Curator's Corner

Winter's Almost Here: Ruth Cyril

By Karl Cole, posted on Dec 14, 2020

Winter is near. Although I’m often drawn to brilliant color palettes in landscapes, I find this winter example just as enticing to walk into. Remember the common wisdom established by Song Dynasty (960–1279/1280) artists about what made a good traditional Chinese ink wash landscape: the composition encourages the viewer to take a stroll through the depicted scene. I find that Ruth Cyril has that effect on me. On top of that, she’s a fascinating person about whom very little is known after 1963.

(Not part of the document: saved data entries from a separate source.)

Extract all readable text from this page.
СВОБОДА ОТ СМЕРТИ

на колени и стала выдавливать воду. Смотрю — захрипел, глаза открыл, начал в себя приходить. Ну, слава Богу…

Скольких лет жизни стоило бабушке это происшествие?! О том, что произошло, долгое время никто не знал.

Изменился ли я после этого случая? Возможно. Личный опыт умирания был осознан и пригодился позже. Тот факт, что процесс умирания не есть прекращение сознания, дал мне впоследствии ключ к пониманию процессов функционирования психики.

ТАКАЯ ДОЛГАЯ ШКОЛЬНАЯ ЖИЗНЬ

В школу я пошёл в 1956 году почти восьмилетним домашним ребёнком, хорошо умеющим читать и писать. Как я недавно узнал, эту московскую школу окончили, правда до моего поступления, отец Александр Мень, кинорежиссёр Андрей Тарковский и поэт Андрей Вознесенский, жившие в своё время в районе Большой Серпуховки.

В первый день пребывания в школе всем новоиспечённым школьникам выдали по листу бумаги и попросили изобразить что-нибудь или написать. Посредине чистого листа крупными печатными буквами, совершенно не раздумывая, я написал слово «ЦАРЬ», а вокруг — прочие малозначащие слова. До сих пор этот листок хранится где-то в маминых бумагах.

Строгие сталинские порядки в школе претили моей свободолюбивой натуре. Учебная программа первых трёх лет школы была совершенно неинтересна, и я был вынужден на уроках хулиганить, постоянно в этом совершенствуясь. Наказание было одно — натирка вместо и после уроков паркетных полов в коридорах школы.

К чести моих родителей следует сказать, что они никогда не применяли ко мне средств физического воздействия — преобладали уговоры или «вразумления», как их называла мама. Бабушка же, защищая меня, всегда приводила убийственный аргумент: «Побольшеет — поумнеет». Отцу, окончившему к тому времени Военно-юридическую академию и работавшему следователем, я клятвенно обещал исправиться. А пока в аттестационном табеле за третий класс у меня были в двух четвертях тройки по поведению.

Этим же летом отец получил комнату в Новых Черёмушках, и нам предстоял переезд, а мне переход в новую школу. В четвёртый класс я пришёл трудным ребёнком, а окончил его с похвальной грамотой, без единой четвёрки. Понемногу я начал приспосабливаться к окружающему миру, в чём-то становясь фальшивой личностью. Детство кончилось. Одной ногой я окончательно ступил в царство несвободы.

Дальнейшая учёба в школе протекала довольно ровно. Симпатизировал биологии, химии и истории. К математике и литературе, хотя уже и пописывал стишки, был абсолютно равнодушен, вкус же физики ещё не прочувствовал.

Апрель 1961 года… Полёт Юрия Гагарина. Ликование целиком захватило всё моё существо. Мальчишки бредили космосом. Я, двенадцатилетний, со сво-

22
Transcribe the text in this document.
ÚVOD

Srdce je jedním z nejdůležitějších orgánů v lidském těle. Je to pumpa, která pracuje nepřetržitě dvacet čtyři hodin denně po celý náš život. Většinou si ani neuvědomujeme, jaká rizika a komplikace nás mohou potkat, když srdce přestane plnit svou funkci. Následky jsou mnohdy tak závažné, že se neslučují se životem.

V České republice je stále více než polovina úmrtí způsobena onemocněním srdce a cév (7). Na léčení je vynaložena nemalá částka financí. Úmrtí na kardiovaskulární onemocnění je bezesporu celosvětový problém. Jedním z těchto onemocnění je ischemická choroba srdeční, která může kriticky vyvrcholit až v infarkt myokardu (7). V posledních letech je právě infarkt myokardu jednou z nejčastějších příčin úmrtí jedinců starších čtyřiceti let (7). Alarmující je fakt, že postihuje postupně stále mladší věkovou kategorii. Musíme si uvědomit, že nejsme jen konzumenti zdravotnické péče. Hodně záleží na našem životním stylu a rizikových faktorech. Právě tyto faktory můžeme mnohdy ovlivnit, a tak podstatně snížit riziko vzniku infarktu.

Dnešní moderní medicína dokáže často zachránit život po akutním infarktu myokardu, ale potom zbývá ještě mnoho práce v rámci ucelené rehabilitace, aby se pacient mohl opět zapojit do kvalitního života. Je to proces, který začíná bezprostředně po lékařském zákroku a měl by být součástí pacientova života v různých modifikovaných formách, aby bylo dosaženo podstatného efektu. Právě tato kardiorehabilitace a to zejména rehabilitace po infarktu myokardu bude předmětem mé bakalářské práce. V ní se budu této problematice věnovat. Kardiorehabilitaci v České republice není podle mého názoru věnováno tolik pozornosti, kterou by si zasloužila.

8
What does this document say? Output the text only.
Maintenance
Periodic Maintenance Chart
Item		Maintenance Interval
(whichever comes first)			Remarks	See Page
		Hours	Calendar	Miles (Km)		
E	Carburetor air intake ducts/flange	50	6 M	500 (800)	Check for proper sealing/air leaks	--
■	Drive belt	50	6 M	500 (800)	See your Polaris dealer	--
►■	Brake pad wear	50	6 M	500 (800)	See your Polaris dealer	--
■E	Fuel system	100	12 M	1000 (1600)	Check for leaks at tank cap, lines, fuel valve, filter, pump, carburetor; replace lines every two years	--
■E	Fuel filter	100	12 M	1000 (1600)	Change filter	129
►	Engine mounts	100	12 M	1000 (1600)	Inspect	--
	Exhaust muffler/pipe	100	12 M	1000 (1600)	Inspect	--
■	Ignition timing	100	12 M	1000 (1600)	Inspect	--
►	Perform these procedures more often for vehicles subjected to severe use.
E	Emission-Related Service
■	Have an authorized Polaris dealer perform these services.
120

Etching by Ruth Cyril titled Winter Moon (1959). Abstract nighttime winter scene in black and white.
Ruth Cyril (1938–1988, United States), Winter Moon, 1959. Etching on paper, plate: 15 3/8" x 22 5/8" (39.1 x 57.5 cm). Albright-Knox Art Gallery, Buffalo, NY, gift of Frederic P. Norton. © 2020 Artist or Estate of artist. (AK-4175)

 

Cyril often applied her experience in jewelry making to her work on intaglio copper or other metal plates. This would involve incising, filigree, and granulation techniques that were added to the lines made by the burin (the plate etching tool). These additions to the plate gave many of her works, such as Winter Moon, a three-dimensional feel. Cyril’s work very expertly combines nuanced shades of black inks to produce a push-and-pull of contrasts of high and low values.

This work also recalls the birds-eye view-like traditional Chinese ink landscape paintings, where distance is suggested through the use of swaths of high-value ink washes, in Cyril’s case the bands of snow. Cyril’s landscape also has the interest in active surface movement with implied texture that may indicate the influence of Abstract Expressionism action painting.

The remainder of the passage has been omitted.